OTOH, there are limits … especially to what I will let my imagination do
Burying the lede
TBogg, you are some sorry excuse for a scandal-monger. Here you go trying to make this a story about mere sexscapades, when staring you in the face is the real scandal, which I might headlinify thusly:
“Wife of presidential contender plays cheese-eating surrender monkey horn!”
It’s how Drudge would have handled it. Hell, he had thinner gruel to flog with that Pearl Harbor Day lunch menu, but he didn’t let that deter him from playing the Mugwump card. No one ever went broke in American politics by playing to the Know Nothings.
Anyone else flash to the joke ending “Okay, coffee break’s over, back on your heads!”?
The second wife says Newt divorced her after finding out that she had multiple sclerosis.
Anybody see a pattern?
This presupposes that our purpose here is “serving a cause.” On the contrary, I think merely “demeaning and dehumanizing personal assaults” on any and all banal allies of evil is the actual purpose we are serving here.
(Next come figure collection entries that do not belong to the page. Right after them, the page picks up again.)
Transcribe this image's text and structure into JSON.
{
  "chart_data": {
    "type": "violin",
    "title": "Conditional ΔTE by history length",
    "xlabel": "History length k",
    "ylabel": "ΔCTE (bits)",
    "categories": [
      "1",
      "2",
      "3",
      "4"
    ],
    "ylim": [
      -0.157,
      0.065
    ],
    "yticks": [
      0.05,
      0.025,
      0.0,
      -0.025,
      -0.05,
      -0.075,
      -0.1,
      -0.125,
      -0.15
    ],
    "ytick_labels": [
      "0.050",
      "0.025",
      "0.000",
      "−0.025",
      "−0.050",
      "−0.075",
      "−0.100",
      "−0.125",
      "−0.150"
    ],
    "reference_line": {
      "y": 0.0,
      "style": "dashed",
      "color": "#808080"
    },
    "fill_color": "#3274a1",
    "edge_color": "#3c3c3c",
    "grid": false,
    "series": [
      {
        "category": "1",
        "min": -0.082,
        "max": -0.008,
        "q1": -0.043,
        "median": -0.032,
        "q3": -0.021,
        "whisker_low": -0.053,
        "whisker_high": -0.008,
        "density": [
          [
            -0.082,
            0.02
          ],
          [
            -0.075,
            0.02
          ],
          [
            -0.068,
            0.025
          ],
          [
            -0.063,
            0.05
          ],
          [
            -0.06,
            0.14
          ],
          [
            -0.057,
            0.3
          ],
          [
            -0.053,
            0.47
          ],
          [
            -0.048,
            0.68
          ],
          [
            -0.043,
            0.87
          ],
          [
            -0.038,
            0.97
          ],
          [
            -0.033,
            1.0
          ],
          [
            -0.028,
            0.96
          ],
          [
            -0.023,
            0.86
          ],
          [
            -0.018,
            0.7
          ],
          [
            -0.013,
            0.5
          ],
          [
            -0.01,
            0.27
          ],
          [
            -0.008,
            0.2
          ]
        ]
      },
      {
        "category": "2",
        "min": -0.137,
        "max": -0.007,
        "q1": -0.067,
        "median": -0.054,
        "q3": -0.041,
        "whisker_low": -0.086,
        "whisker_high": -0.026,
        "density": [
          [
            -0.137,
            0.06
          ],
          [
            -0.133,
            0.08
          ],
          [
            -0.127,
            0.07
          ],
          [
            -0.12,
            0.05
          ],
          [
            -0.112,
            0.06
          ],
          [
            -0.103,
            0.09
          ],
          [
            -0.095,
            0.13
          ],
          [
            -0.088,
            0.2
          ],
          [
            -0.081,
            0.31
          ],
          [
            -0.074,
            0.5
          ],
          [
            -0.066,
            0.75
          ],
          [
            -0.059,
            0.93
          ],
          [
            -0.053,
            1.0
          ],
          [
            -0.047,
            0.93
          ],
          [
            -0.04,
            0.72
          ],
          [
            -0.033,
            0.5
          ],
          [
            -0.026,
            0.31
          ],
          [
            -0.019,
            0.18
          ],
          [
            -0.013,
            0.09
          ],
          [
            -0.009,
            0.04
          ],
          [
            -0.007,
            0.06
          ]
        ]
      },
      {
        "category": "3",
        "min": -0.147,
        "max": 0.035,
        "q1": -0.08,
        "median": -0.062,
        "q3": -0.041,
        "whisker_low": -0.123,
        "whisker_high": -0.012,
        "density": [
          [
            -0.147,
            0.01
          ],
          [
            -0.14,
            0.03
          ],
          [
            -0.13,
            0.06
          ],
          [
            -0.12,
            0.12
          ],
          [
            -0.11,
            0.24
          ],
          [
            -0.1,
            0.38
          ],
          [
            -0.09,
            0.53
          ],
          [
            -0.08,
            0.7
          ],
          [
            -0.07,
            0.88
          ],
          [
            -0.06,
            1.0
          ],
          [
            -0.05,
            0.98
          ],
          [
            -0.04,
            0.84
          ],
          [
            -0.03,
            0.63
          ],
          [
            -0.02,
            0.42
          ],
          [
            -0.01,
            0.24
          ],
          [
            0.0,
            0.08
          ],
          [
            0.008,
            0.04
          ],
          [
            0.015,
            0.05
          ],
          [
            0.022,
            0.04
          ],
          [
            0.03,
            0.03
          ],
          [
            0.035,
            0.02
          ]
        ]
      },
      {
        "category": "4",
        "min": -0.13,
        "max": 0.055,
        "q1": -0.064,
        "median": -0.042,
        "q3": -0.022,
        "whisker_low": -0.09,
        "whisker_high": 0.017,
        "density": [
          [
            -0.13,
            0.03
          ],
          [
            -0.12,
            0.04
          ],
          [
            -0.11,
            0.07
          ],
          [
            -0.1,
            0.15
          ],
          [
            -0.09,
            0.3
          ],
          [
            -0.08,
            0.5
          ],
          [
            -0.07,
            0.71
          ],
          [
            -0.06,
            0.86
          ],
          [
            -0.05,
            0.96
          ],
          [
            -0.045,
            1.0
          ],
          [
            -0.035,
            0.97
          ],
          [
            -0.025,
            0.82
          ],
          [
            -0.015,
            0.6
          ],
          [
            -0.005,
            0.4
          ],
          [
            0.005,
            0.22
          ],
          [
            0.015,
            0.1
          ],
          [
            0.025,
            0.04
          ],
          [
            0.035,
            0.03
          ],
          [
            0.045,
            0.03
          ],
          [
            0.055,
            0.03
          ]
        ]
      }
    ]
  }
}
Aren’t you just the cutest thing. Bless your heart.
LOL
Now I am going to take my reticule and go to church. (Have had my fill of newticles.)
Lets just say, electroshock therapy can be abused and we should be fighting to make sure Republicans aren’t treating their spouses’ minds like they are their office computer hard drives.
Winter’s coming, and there’ll be ice and snow on our driveway. The sheer laserlike inanity in that gaze would melt it all right off, as long as she doesn’t look too long and turn the asphalt to glass.
Yeah. We can kiss any semblance of health care reform goodbye.
After analyzing that picture for some time, I remembered that one of the principles of design is that “form should fit function.” I think Ms. Gingrich may have inspired the development of the Dyson Ball vacuum cleaner.
That presumes that I’m interested in serving a cause. I’m interested in ridiculing Newt and his Stepford Wife clone because 1) he so richly deserves it, and 2) because it’s fun.
Plus, there’s this:
And,
We’re Dirty Fucking Hippies. Even if our ideas were better, who the hell would listen to us?
But here’s the thing: We shouldn’t “define ourselves at a little bit higher level” because it’s simply not true. Plus the Tboggs of the world would make mincemeat of us. It’s precisely that because the Gingriches, Santorums, and entire GOP (for that matter)-with their smug, self-righteous certainty that they are the moral and intellectual standard to which we should all aspire-place themselves at a higher level that they should be ridiculed, exposed and laughed at mercilessly.
Indeed. Samuel Clemens, the original DFH.
What, are bags of salted dicks now out of vogue? I think those are much more more nourishing.